I think it started with Harry Truman. FDR kept him so out of the loop (irresponsibly so, FDR knew he was dying), that Truman had an incredibly steep learning curve once he assumed office. Truman not only kept his VP in the loop, but started a “Presidents Club.” He consulted with Herbert Hoover during his time in office. Since then, these guys have called on one another at various times. They don’t publicize it, but they do it. I don’t mean to put them on a pedestal, but they are in a very select group. Only someone who’s been in that office can fully relate.

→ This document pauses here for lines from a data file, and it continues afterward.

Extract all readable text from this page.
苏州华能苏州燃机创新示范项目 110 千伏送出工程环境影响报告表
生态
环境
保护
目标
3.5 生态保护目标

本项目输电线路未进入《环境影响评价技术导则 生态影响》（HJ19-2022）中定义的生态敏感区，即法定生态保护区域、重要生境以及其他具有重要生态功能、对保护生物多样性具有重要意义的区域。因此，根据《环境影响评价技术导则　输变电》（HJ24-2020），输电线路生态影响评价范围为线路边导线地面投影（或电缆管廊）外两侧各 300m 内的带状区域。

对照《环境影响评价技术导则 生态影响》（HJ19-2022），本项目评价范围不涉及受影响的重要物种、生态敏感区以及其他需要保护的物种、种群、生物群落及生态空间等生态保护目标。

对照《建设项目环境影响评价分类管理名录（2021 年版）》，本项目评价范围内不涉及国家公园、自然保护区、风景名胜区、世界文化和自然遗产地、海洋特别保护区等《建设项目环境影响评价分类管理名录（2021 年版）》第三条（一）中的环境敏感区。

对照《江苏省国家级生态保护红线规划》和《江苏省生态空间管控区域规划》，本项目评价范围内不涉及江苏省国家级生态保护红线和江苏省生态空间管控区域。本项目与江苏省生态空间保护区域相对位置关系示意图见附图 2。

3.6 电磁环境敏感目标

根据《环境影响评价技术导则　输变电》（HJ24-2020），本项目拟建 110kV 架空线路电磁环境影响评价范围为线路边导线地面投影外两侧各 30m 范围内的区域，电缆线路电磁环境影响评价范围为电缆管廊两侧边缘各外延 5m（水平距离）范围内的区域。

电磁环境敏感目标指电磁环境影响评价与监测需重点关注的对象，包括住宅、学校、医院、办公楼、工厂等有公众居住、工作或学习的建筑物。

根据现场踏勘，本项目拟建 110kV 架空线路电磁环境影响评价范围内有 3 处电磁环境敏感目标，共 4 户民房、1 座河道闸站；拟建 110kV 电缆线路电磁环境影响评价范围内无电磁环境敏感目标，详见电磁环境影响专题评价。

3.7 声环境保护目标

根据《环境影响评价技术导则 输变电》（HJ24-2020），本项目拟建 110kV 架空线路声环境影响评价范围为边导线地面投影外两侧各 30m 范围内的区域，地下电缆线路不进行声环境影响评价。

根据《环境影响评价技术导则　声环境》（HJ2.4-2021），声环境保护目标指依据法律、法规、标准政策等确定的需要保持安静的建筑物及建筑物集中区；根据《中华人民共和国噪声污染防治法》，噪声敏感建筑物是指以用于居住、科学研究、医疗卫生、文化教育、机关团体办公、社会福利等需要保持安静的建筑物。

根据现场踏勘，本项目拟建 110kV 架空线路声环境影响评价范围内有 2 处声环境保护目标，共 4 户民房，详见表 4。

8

Trump never grew into the office. Quite the opposite. He doesn’t deserve to get the briefings, and only a fool would ever consult with him on matters of national importance.

15 Likes

The words “Trump” and “intelligence” in the same sentence? Shirley not?

1 Like

The Two Letter Joke: According to an old joke, Joseph Stalin (1878-1953) gave to Nikita Khrushchev (1894-1971)—or a corporate CEO gives to a successor—two letters to open in case of emergency and extreme emergency. The first letter is opened and reads, “blame it all on me.” However, things get worse and the second letter is opened. It reads, “write two letters.”

(source: barrypopick.com)

10 Likes

“completely and irrevocably devoid of” always gets me over the hump on that one.

5 Likes

And? They’d only be harming themselves by doing so, because Biden and Harris could actually be useful.